Le ministre de l’Environnement va forcer le nettoyage d’un dépôt illégal de sols contaminés mis au jour par une enquête de La Presse à Saint-André-d’Argenteuil. Le terrain était notamment utilisé pour se débarrasser des sols excavés sur un chantier de condos de luxe très pollué à Outremont.

Vincent Larouche
Vincent Larouche La Presse

À l’automne 2018, notre équipe avait suivi un camion qui venait d’être rempli de sols excavés sur le chantier de l’ancien couvent des Sœurs des Saints Noms de Jésus et de Marie, sur le mont Royal. L’édifice patrimonial achevé en 1925 était en train d’être transformé en condos.

Le camion avait roulé plus de 60 km jusqu’à une terre en friche de Saint-André-d’Argenteuil, près de la rivière des Outaouais, dans les Laurentides. Il avait déversé son chargement près de plusieurs autres monticules. Une analyse en laboratoire d’un échantillon de terre prélevé par La Presse avait révélé la présence d’une quinzaine de contaminants, notamment des hydrocarbures et des métaux comme l’étain et le plomb. Le niveau de contamination était relativement bas, mais assez élevé pour qu’il soit strictement interdit de déverser cette terre venue d’un milieu urbain sur un terrain propre à la campagne.

En 2018 et en 2019, le ministère de l’Environnement a analysé le dépôt de façon plus systématique. Les échantillons prélevés par ses inspecteurs révèlent aussi un niveau de contamination au mercure, aux hydrocarbures, au plomb et à d’autres métaux.

Les taux de contamination qu’il y a découverts étaient parfois significativement plus élevés que ceux relevés au moment de notre enquête, selon une ordonnance légale signée par le ministre le 3 mai dernier.

De nombreux déversements supplémentaires ont eu lieu depuis 2018 et le terrain est aujourd’hui plein de briques, d’armatures de métal, de fils électriques, de béton et d’asphalte. Le Ministère estime que le remblai illégal fait plus de 2700 mètres cubes.
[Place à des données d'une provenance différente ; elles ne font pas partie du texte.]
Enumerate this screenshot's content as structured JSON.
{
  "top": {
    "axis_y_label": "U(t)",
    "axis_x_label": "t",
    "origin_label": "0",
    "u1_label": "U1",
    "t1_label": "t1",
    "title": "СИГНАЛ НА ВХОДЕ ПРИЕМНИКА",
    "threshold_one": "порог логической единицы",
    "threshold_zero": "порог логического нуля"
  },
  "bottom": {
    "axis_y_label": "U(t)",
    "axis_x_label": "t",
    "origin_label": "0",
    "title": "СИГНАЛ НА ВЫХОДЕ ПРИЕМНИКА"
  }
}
PHOTO HUGO-SÉBASTIEN AUBERT, LA PRESSE

Le terrain est aujourd’hui couvert de briques, de métal, de ciment et d’asphalte.
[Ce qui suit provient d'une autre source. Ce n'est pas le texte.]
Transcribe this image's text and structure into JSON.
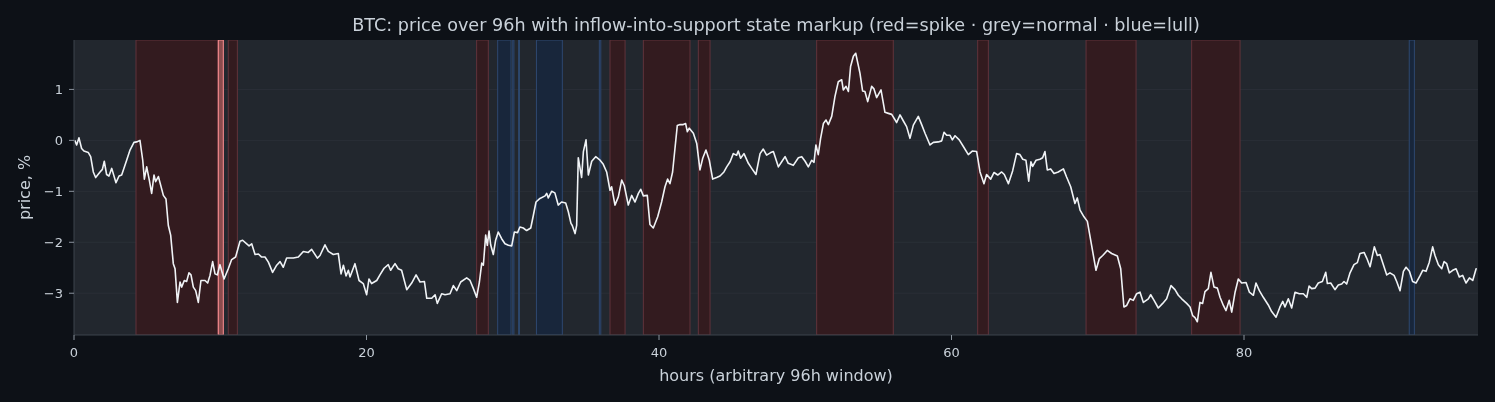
{
  "chart_data": {
    "type": "line",
    "title": "BTC: price over 96h with inflow-into-support state markup (red=spike · grey=normal · blue=lull)",
    "xlabel": "hours (arbitrary 96h window)",
    "ylabel": "price, %",
    "color": "#f0f3f6",
    "x": [
      0.07,
      0.18,
      0.34,
      0.52,
      0.68,
      0.98,
      1.14,
      1.32,
      1.48,
      1.78,
      1.94,
      2.07,
      2.23,
      2.39,
      2.58,
      2.87,
      3.08,
      3.26,
      3.6,
      3.83,
      4.1,
      4.28,
      4.51,
      4.7,
      4.81,
      4.97,
      5.15,
      5.31,
      5.47,
      5.58,
      5.77,
      6.11,
      6.29,
      6.45,
      6.61,
      6.79,
      6.91,
      7.07,
      7.25,
      7.36,
      7.54,
      7.7,
      7.86,
      8.0,
      8.16,
      8.32,
      8.5,
      8.68,
      8.96,
      9.14,
      9.3,
      9.48,
      9.64,
      9.8,
      9.98,
      10.26,
      10.55,
      10.78,
      11.05,
      11.35,
      11.53,
      11.81,
      11.97,
      12.15,
      12.38,
      12.61,
      12.83,
      13.06,
      13.29,
      13.58,
      13.86,
      14.09,
      14.31,
      14.54,
      15.0,
      15.34,
      15.68,
      16.02,
      16.25,
      16.64,
      16.82,
      17.16,
      17.39,
      17.73,
      18.07,
      18.26,
      18.42,
      18.6,
      18.76,
      18.87,
      19.21,
      19.49,
      19.78,
      20.01,
      20.17,
      20.35,
      20.7,
      20.92,
      21.2,
      21.49,
      21.65,
      21.95,
      22.17,
      22.4,
      22.75,
      23.09,
      23.39,
      23.66,
      23.96,
      24.12,
      24.46,
      24.69,
      24.84,
      25.14,
      25.37,
      25.71,
      25.94,
      26.17,
      26.44,
      26.85,
      27.08,
      27.31,
      27.53,
      27.72,
      27.88,
      27.99,
      28.15,
      28.26,
      28.38,
      28.49,
      28.67,
      28.83,
      29.01,
      29.24,
      29.47,
      29.7,
      29.93,
      30.11,
      30.33,
      30.49,
      30.72,
      30.95,
      31.23,
      31.41,
      31.59,
      31.86,
      32.21,
      32.32,
      32.43,
      32.66,
      32.88,
      33.11,
      33.34,
      33.62,
      33.8,
      33.98,
      34.07,
      34.26,
      34.37,
      34.48,
      34.71,
      34.83,
      35.01,
      35.17,
      35.4,
      35.67,
      35.97,
      36.19,
      36.42,
      36.65,
      36.76,
      36.99,
      37.22,
      37.45,
      37.63,
      37.9,
      38.13,
      38.36,
      38.59,
      38.75,
      38.93,
      39.2,
      39.38,
      39.61,
      39.91,
      40.18,
      40.41,
      40.59,
      40.75,
      40.93,
      41.25,
      41.44,
      41.66,
      41.82,
      41.94,
      42.07,
      42.35,
      42.58,
      42.8,
      42.99,
      43.21,
      43.44,
      43.67,
      43.94,
      44.17,
      44.44,
      44.63,
      44.86,
      45.08,
      45.31,
      45.42,
      45.58,
      45.81,
      46.11,
      46.34,
      46.63,
      46.91,
      47.13,
      47.36,
      47.64,
      47.82,
      48.16,
      48.39,
      48.62,
      48.84,
      49.18,
      49.53,
      49.76,
      49.99,
      50.21,
      50.44,
      50.6,
      50.73,
      50.89,
      51.05,
      51.24,
      51.42,
      51.58,
      51.81,
      52.03,
      52.26,
      52.49,
      52.6,
      52.79,
      52.95,
      53.1,
      53.29,
      53.45,
      53.74,
      53.92,
      54.08,
      54.27,
      54.54,
      54.7,
      54.88,
      55.18,
      55.45,
      55.68,
      55.91,
      56.25,
      56.48,
      56.71,
      56.93,
      57.16,
      57.39,
      57.73,
      57.96,
      58.19,
      58.53,
      58.76,
      59.1,
      59.33,
      59.49,
      59.67,
      59.9,
      60.06,
      60.24,
      60.53,
      60.81,
      61.15,
      61.42,
      61.72,
      61.95,
      62.22,
      62.4,
      62.68,
      62.91,
      63.16,
      63.43,
      63.61,
      63.89,
      64.18,
      64.45,
      64.68,
      64.87,
      65.09,
      65.28,
      65.43,
      65.55,
      65.78,
      66.05,
      66.23,
      66.39,
      66.55,
      66.78,
      67.01,
      67.3,
      67.65,
      67.87,
      68.15,
      68.44,
      68.6,
      68.79,
      69.06,
      69.29,
      69.58,
      69.88,
      70.11,
      70.34,
      70.65,
      70.95,
      71.34,
      71.57,
      71.79,
      71.98,
      72.2,
      72.43,
      72.66,
      72.89,
      73.12,
      73.46,
      73.62,
      73.85,
      74.14,
      74.44,
      74.71,
      75.01,
      75.28,
      75.51,
      75.74,
      76.08,
      76.31,
      76.49,
      76.65,
      76.81,
      76.99,
      77.17,
      77.33,
      77.56,
      77.74,
      77.95,
      78.18,
      78.36,
      78.59,
      78.77,
      78.99,
      79.16,
      79.39,
      79.61,
      79.84,
      80.14,
      80.37,
      80.64,
      80.82,
      81.05,
      81.32,
      81.66,
      81.89,
      82.19,
      82.46,
      82.65,
      82.8,
      83.03,
      83.26,
      83.49,
      83.78,
      84.06,
      84.29,
      84.45,
      84.63,
      84.86,
      85.08,
      85.36,
      85.59,
      85.7,
      85.93,
      86.22,
      86.45,
      86.68,
      86.84,
      87.02,
      87.25,
      87.52,
      87.75,
      87.93,
      88.21,
      88.39,
      88.62,
      88.91,
      89.12,
      89.3,
      89.53,
      89.76,
      89.98,
      90.26,
      90.44,
      90.67,
      90.9,
      91.08,
      91.31,
      91.53,
      91.76,
      92.03,
      92.22,
      92.45,
      92.67,
      92.9,
      93.06,
      93.29,
      93.52,
      93.68,
      93.86,
      94.04,
      94.27,
      94.5,
      94.72,
      94.95,
      95.18,
      95.41,
      95.64,
      95.87
    ],
    "values": [
      -0.01,
      -0.09,
      0.05,
      -0.16,
      -0.21,
      -0.24,
      -0.32,
      -0.62,
      -0.73,
      -0.62,
      -0.57,
      -0.41,
      -0.67,
      -0.7,
      -0.55,
      -0.83,
      -0.7,
      -0.68,
      -0.39,
      -0.19,
      -0.04,
      -0.03,
      0.0,
      -0.39,
      -0.76,
      -0.52,
      -0.78,
      -1.04,
      -0.68,
      -0.81,
      -0.71,
      -1.08,
      -1.15,
      -1.67,
      -1.86,
      -2.42,
      -2.52,
      -3.18,
      -2.78,
      -2.88,
      -2.75,
      -2.77,
      -2.6,
      -2.64,
      -2.88,
      -2.95,
      -3.18,
      -2.75,
      -2.75,
      -2.8,
      -2.65,
      -2.38,
      -2.62,
      -2.64,
      -2.44,
      -2.72,
      -2.52,
      -2.34,
      -2.29,
      -1.98,
      -1.96,
      -2.03,
      -2.07,
      -2.03,
      -2.24,
      -2.23,
      -2.29,
      -2.29,
      -2.39,
      -2.59,
      -2.45,
      -2.38,
      -2.49,
      -2.31,
      -2.31,
      -2.29,
      -2.18,
      -2.2,
      -2.14,
      -2.31,
      -2.26,
      -2.05,
      -2.18,
      -2.24,
      -2.22,
      -2.62,
      -2.45,
      -2.66,
      -2.55,
      -2.68,
      -2.42,
      -2.75,
      -2.81,
      -3.03,
      -2.72,
      -2.81,
      -2.75,
      -2.64,
      -2.51,
      -2.44,
      -2.55,
      -2.42,
      -2.52,
      -2.55,
      -2.93,
      -2.8,
      -2.64,
      -2.78,
      -2.77,
      -3.1,
      -3.1,
      -3.03,
      -3.2,
      -3.01,
      -3.03,
      -3.01,
      -2.85,
      -2.95,
      -2.78,
      -2.7,
      -2.75,
      -2.91,
      -3.08,
      -2.78,
      -2.41,
      -2.45,
      -1.86,
      -2.06,
      -1.78,
      -2.05,
      -2.24,
      -1.96,
      -1.8,
      -1.93,
      -2.03,
      -2.06,
      -2.07,
      -1.8,
      -1.81,
      -1.7,
      -1.72,
      -1.77,
      -1.72,
      -1.47,
      -1.21,
      -1.14,
      -1.09,
      -1.04,
      -1.13,
      -1.0,
      -1.03,
      -1.27,
      -1.21,
      -1.23,
      -1.4,
      -1.63,
      -1.67,
      -1.83,
      -1.67,
      -0.34,
      -0.73,
      -0.22,
      0.01,
      -0.68,
      -0.41,
      -0.32,
      -0.39,
      -0.47,
      -0.62,
      -0.98,
      -0.91,
      -1.27,
      -1.11,
      -0.78,
      -0.89,
      -1.27,
      -1.08,
      -1.21,
      -1.04,
      -0.96,
      -1.09,
      -1.08,
      -1.65,
      -1.72,
      -1.5,
      -1.21,
      -0.91,
      -0.76,
      -0.85,
      -0.62,
      0.29,
      0.31,
      0.31,
      0.33,
      0.17,
      0.24,
      0.14,
      -0.06,
      -0.58,
      -0.35,
      -0.19,
      -0.39,
      -0.76,
      -0.73,
      -0.7,
      -0.62,
      -0.52,
      -0.42,
      -0.26,
      -0.29,
      -0.21,
      -0.35,
      -0.26,
      -0.45,
      -0.55,
      -0.67,
      -0.26,
      -0.17,
      -0.29,
      -0.24,
      -0.22,
      -0.52,
      -0.42,
      -0.32,
      -0.45,
      -0.49,
      -0.34,
      -0.32,
      -0.41,
      -0.52,
      -0.39,
      -0.43,
      -0.09,
      -0.28,
      0.04,
      0.33,
      0.4,
      0.31,
      0.47,
      0.86,
      1.15,
      1.19,
      0.99,
      1.06,
      0.96,
      1.45,
      1.65,
      1.71,
      1.32,
      0.97,
      0.96,
      0.76,
      1.06,
      1.01,
      0.84,
      0.99,
      0.55,
      0.53,
      0.51,
      0.35,
      0.5,
      0.38,
      0.27,
      0.04,
      0.3,
      0.47,
      0.31,
      0.14,
      -0.09,
      -0.04,
      -0.03,
      -0.01,
      0.16,
      0.1,
      0.1,
      0.01,
      0.09,
      0.01,
      -0.12,
      -0.28,
      -0.21,
      -0.22,
      -0.62,
      -0.85,
      -0.67,
      -0.76,
      -0.63,
      -0.68,
      -0.62,
      -0.67,
      -0.85,
      -0.6,
      -0.26,
      -0.28,
      -0.37,
      -0.39,
      -0.8,
      -0.42,
      -0.51,
      -0.39,
      -0.37,
      -0.34,
      -0.22,
      -0.58,
      -0.56,
      -0.65,
      -0.62,
      -0.56,
      -0.72,
      -0.91,
      -1.24,
      -1.13,
      -1.37,
      -1.5,
      -1.59,
      -2.06,
      -2.55,
      -2.32,
      -2.26,
      -2.16,
      -2.22,
      -2.27,
      -2.52,
      -3.27,
      -3.24,
      -3.11,
      -3.14,
      -3.01,
      -2.98,
      -3.18,
      -3.11,
      -3.03,
      -3.14,
      -3.29,
      -3.2,
      -3.11,
      -2.85,
      -2.93,
      -3.04,
      -3.11,
      -3.2,
      -3.27,
      -3.44,
      -3.48,
      -3.56,
      -3.18,
      -3.2,
      -2.97,
      -2.91,
      -2.59,
      -2.88,
      -2.9,
      -3.08,
      -3.24,
      -3.34,
      -3.14,
      -3.37,
      -2.98,
      -2.72,
      -2.8,
      -2.79,
      -2.98,
      -3.04,
      -2.8,
      -2.95,
      -3.08,
      -3.23,
      -3.36,
      -3.47,
      -3.27,
      -3.16,
      -3.27,
      -3.11,
      -3.29,
      -2.98,
      -3.01,
      -3.01,
      -3.08,
      -2.86,
      -2.91,
      -2.9,
      -2.8,
      -2.77,
      -2.59,
      -2.81,
      -2.8,
      -2.93,
      -2.84,
      -2.82,
      -2.77,
      -2.82,
      -2.6,
      -2.44,
      -2.4,
      -2.22,
      -2.2,
      -2.31,
      -2.48,
      -2.09,
      -2.26,
      -2.24,
      -2.44,
      -2.64,
      -2.6,
      -2.65,
      -2.77,
      -2.95,
      -2.57,
      -2.49,
      -2.57,
      -2.77,
      -2.8,
      -2.66,
      -2.55,
      -2.57,
      -2.39,
      -2.09,
      -2.26,
      -2.44,
      -2.52,
      -2.38,
      -2.42,
      -2.6,
      -2.55,
      -2.52,
      -2.68,
      -2.65,
      -2.8,
      -2.7,
      -2.75,
      -2.52
    ],
    "xlim": [
      0,
      96
    ],
    "ylim": [
      -3.82,
      1.97
    ],
    "xticks": [
      0,
      20,
      40,
      60,
      80
    ],
    "yticks": [
      {
        "value": -3,
        "label": "−3"
      },
      {
        "value": -2,
        "label": "−2"
      },
      {
        "value": -1,
        "label": "−1"
      },
      0,
      1
    ],
    "grid": "y",
    "bands": [
      {
        "axis": "x",
        "from": 4.24,
        "to": 9.82,
        "color": "#331b1f"
      },
      {
        "axis": "x",
        "from": 9.87,
        "to": 10.21,
        "color": "#8a4b4d"
      },
      {
        "axis": "x",
        "from": 10.55,
        "to": 11.17,
        "color": "#331b1f"
      },
      {
        "axis": "x",
        "from": 27.53,
        "to": 28.33,
        "color": "#331b1f"
      },
      {
        "axis": "x",
        "from": 28.97,
        "to": 29.88,
        "color": "#18263b"
      },
      {
        "axis": "x",
        "from": 30.0,
        "to": 30.08,
        "color": "#18263b"
      },
      {
        "axis": "x",
        "from": 30.4,
        "to": 30.46,
        "color": "#18263b"
      },
      {
        "axis": "x",
        "from": 31.62,
        "to": 33.39,
        "color": "#18263b"
      },
      {
        "axis": "x",
        "from": 35.92,
        "to": 36.02,
        "color": "#18263b"
      },
      {
        "axis": "x",
        "from": 36.65,
        "to": 37.68,
        "color": "#331b1f"
      },
      {
        "axis": "x",
        "from": 38.93,
        "to": 42.12,
        "color": "#331b1f"
      },
      {
        "axis": "x",
        "from": 42.69,
        "to": 43.49,
        "color": "#331b1f"
      },
      {
        "axis": "x",
        "from": 50.78,
        "to": 56.02,
        "color": "#331b1f"
      },
      {
        "axis": "x",
        "from": 61.79,
        "to": 62.52,
        "color": "#331b1f"
      },
      {
        "axis": "x",
        "from": 69.2,
        "to": 72.62,
        "color": "#331b1f"
      },
      {
        "axis": "x",
        "from": 76.42,
        "to": 79.73,
        "color": "#331b1f"
      },
      {
        "axis": "x",
        "from": 91.3,
        "to": 91.65,
        "color": "#18263b"
      }
    ]
  }
}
Le ministre ordonne donc au propriétaire du terrain, la société Immeubles Deux-Montagnes, de remettre le terrain dans son état originel, en retirant à ses frais tous les sols contaminés, y compris toute portion de son terrain qui aurait été contaminée par le ruissellement des eaux après les déversements.

Le président d’Immeubles Deux-Montagnes, Marc Latour, n’a pas donné suite à un message laissé sur sa boîte vocale mercredi.

« Tout le monde était de bonne foi », assure le promoteur

Le promoteur Daniel Revah, qui pilote la conversion de l’ancien couvent, affirme avoir eu une entente avec une personne qui voulait bâtir un immeuble sur le terrain de Saint-André-d’Argenteuil et qui était prête à recevoir gratuitement les sols excavés à Outremont pour remblayer le terrain. Il dit lui en avoir envoyé beaucoup.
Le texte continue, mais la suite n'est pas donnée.